"Kemudian komando tertinggi Angkatan Bersenjata Republik Demokratik Rakyat Korea (Korea Utara) menyatakan akan menghancurkan pengeras-pengeras suara pada saat mereka dinyalakan."
Hingga saat ini, Korea Selatan dan RDRK masih berada dalam status gencatan senjata yang mengakhiri Perang Korea pada 1953. Tidak ada pihak yang bisa mengklaim kemenangan.
"Pemerintahan Korea Selatan tak dapat membayangkan bahwa sekutu terdekatnya, Amerika Serikat, telah menempatkan ranjau di bawah Cheonan, sebagaimana dilaporkan oleh sebuah artikel yang ditandatangani oleh wartawan investigatif, Wayne Madsen, dan dipublikasikan di Global Research pada 1 Juni 2010, yang menawarkan penjelasan yang koheren terhadap peristiwa itu. Ia didasarkan pada kenyataan bahwa Korea Utara tidak memiliki roket atau instrumen yang mampu menenggelamkan Cheonan tanpa terdeteksi oleh perangkat canggih kapal tersebut."
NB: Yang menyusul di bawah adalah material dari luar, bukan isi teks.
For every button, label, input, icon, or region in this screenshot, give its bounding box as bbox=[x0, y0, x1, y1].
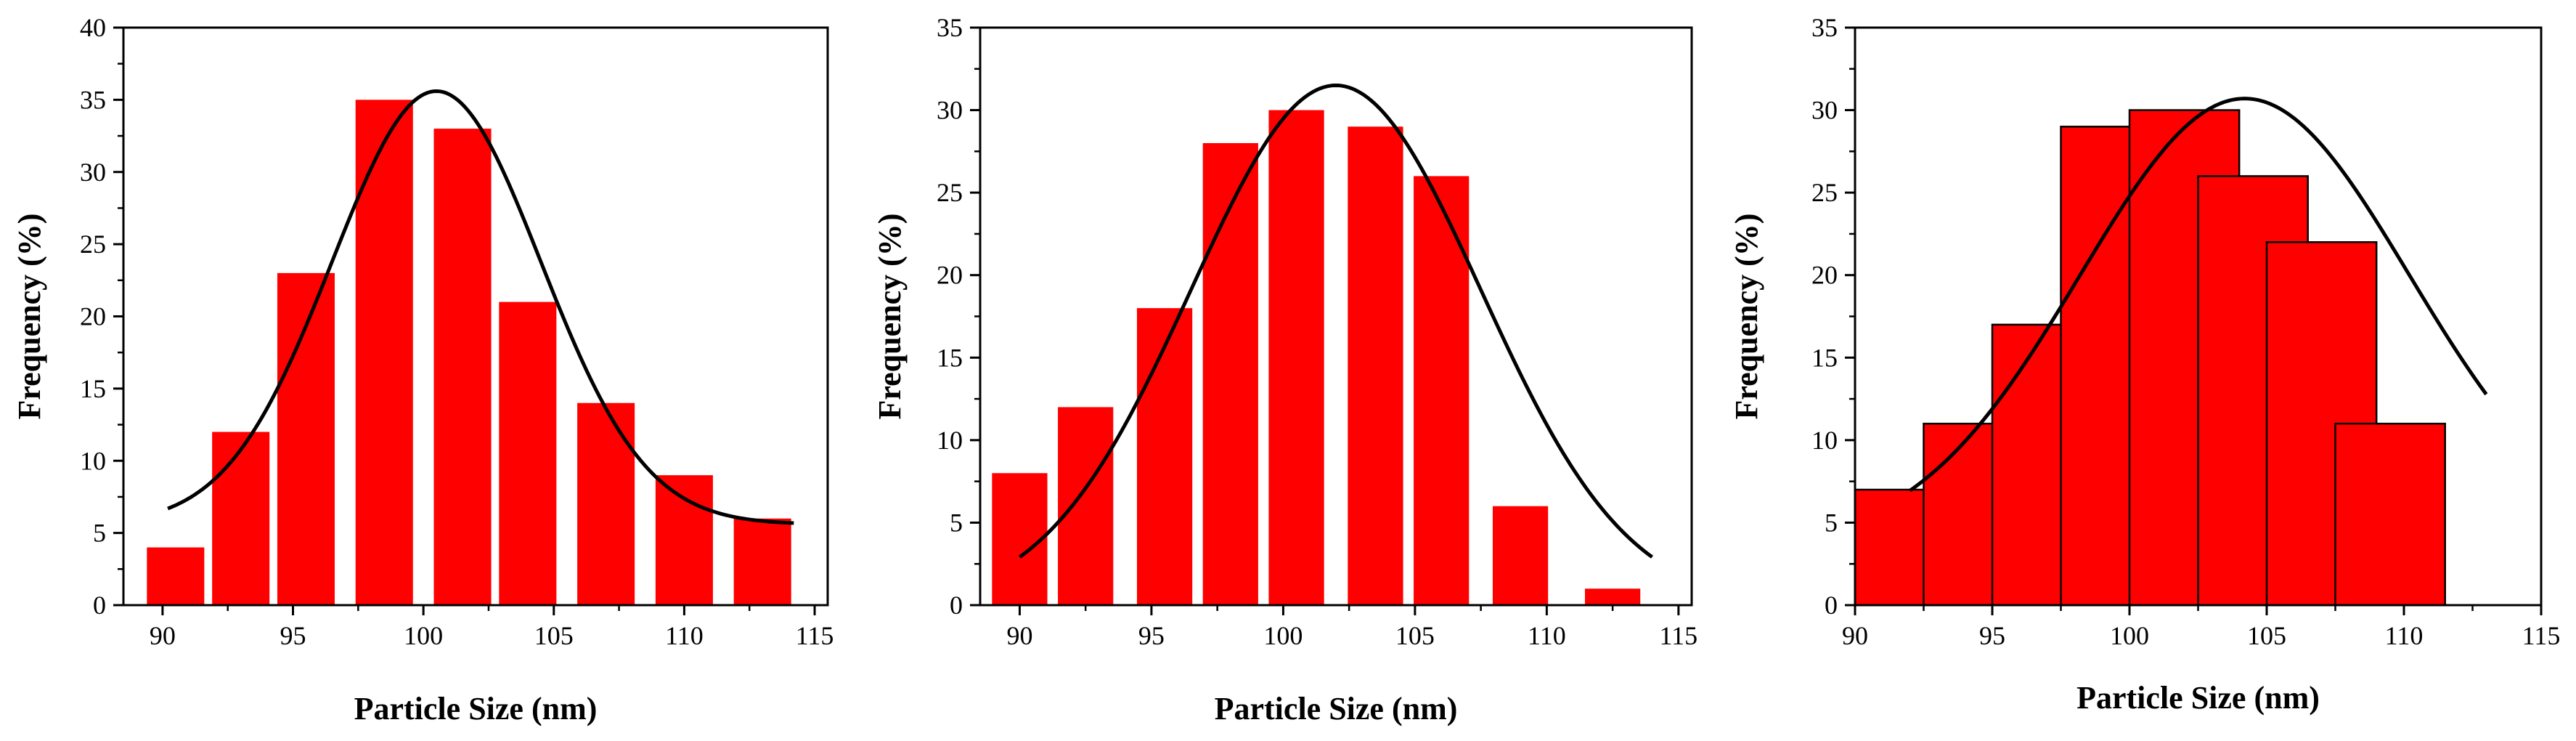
y-axis-title: Frequency (%) bbox=[1729, 214, 1764, 420]
y-tick-label: 35 bbox=[937, 13, 963, 42]
gaussian-fit-line bbox=[1018, 83, 1654, 559]
gaussian-fit-line bbox=[167, 89, 794, 525]
y-tick-label: 20 bbox=[80, 302, 106, 331]
bar-3 bbox=[1136, 308, 1193, 605]
y-tick-label: 5 bbox=[1825, 508, 1838, 537]
bar-2 bbox=[212, 432, 270, 605]
bar-8 bbox=[655, 475, 713, 605]
bar-7 bbox=[577, 402, 635, 605]
bar-6 bbox=[1348, 126, 1403, 606]
x-axis-title: Particle Size (nm) bbox=[2076, 680, 2320, 716]
y-tick-label: 20 bbox=[937, 261, 963, 290]
y-tick-label: 30 bbox=[1811, 96, 1838, 125]
y-tick-label: 35 bbox=[1811, 13, 1838, 42]
bar-7 bbox=[1414, 176, 1470, 605]
x-tick-label: 115 bbox=[2522, 621, 2561, 650]
y-tick-label: 10 bbox=[80, 446, 106, 475]
y-tick-label: 5 bbox=[950, 508, 963, 537]
x-tick-label: 110 bbox=[2385, 621, 2424, 650]
y-tick-label: 25 bbox=[1811, 178, 1838, 207]
x-tick-label: 110 bbox=[665, 621, 704, 650]
y-tick-label: 25 bbox=[937, 178, 963, 207]
bar-5 bbox=[1268, 110, 1324, 606]
y-axis-title: Frequency (%) bbox=[12, 214, 47, 420]
x-tick-label: 95 bbox=[1979, 621, 2005, 650]
bar-4 bbox=[355, 100, 413, 605]
x-axis-title: Particle Size (nm) bbox=[354, 691, 598, 726]
bar-1 bbox=[992, 473, 1048, 605]
x-tick-label: 115 bbox=[796, 621, 834, 650]
bar-5 bbox=[433, 129, 492, 605]
bar-1 bbox=[147, 547, 205, 605]
x-tick-label: 95 bbox=[280, 621, 306, 650]
y-tick-label: 30 bbox=[937, 96, 963, 125]
x-tick-label: 100 bbox=[2110, 621, 2149, 650]
x-tick-label: 115 bbox=[1660, 621, 1698, 650]
y-tick-label: 15 bbox=[937, 343, 963, 372]
gaussian-fit-line bbox=[1909, 97, 2488, 493]
y-tick-label: 35 bbox=[80, 85, 106, 114]
x-tick-label: 105 bbox=[534, 621, 574, 650]
x-tick-label: 90 bbox=[1842, 621, 1868, 650]
y-tick-label: 25 bbox=[80, 230, 106, 259]
y-axis-title: Frequency (%) bbox=[872, 214, 908, 420]
x-tick-label: 90 bbox=[150, 621, 176, 650]
x-tick-label: 110 bbox=[1528, 621, 1566, 650]
y-tick-label: 0 bbox=[1825, 591, 1838, 620]
y-tick-label: 15 bbox=[1811, 343, 1838, 372]
histogram-panel-1: 90 95 100 105 110 115 0 5 10 15 20 25 30 35 40 Particle… bbox=[12, 13, 833, 726]
y-tick-label: 40 bbox=[80, 13, 106, 42]
histogram-panel-3: 90 95 100 105 110 115 0 5 10 15 20 25 30 35 Particle S… bbox=[1729, 13, 2560, 716]
bar-9 bbox=[733, 518, 791, 605]
y-tick-label: 30 bbox=[80, 158, 106, 187]
bar-2 bbox=[1058, 407, 1114, 605]
y-tick-label: 15 bbox=[80, 374, 106, 403]
y-tick-label: 0 bbox=[93, 591, 106, 620]
x-tick-label: 105 bbox=[1395, 621, 1435, 650]
bar-9 bbox=[1585, 588, 1641, 605]
bar-8 bbox=[2334, 422, 2446, 607]
bar-4 bbox=[1202, 143, 1258, 605]
y-tick-label: 0 bbox=[950, 591, 963, 620]
y-tick-label: 20 bbox=[1811, 261, 1838, 290]
bar-8 bbox=[1492, 506, 1549, 605]
y-tick-label: 5 bbox=[93, 519, 106, 548]
x-tick-label: 90 bbox=[1006, 621, 1032, 650]
y-tick-label: 10 bbox=[1811, 426, 1838, 455]
x-tick-label: 100 bbox=[404, 621, 443, 650]
x-tick-label: 100 bbox=[1263, 621, 1303, 650]
histogram-panel-2: 90 95 100 105 110 115 0 5 10 15 20 25 30 35 Particle S… bbox=[872, 13, 1697, 726]
x-tick-label: 95 bbox=[1138, 621, 1165, 650]
x-tick-label: 105 bbox=[2247, 621, 2286, 650]
y-tick-label: 10 bbox=[937, 426, 963, 455]
x-axis-title: Particle Size (nm) bbox=[1215, 691, 1458, 726]
bar-6 bbox=[499, 301, 557, 605]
"Korea Utara dituduh melakukan sesuatu yang tak dilakukannya, yang menentukan perjalanan darurat Kim Jong Il ke Tiongkok menggunakan kereta berlapis baja.
"Dengan begitu cepatnya peristiwa ini berkembang, pemerintahan Korea Selatan tidak pernah hingga sekarang memberikan ruang bagi kemungkinan penyebab lainnya." tegas Fidel.
Fidel menegaskan bahwa pemerintahan AS terbiasa bertindak menurut skenarionya sendiri, tanpa mempertimbangkan alternatif lain.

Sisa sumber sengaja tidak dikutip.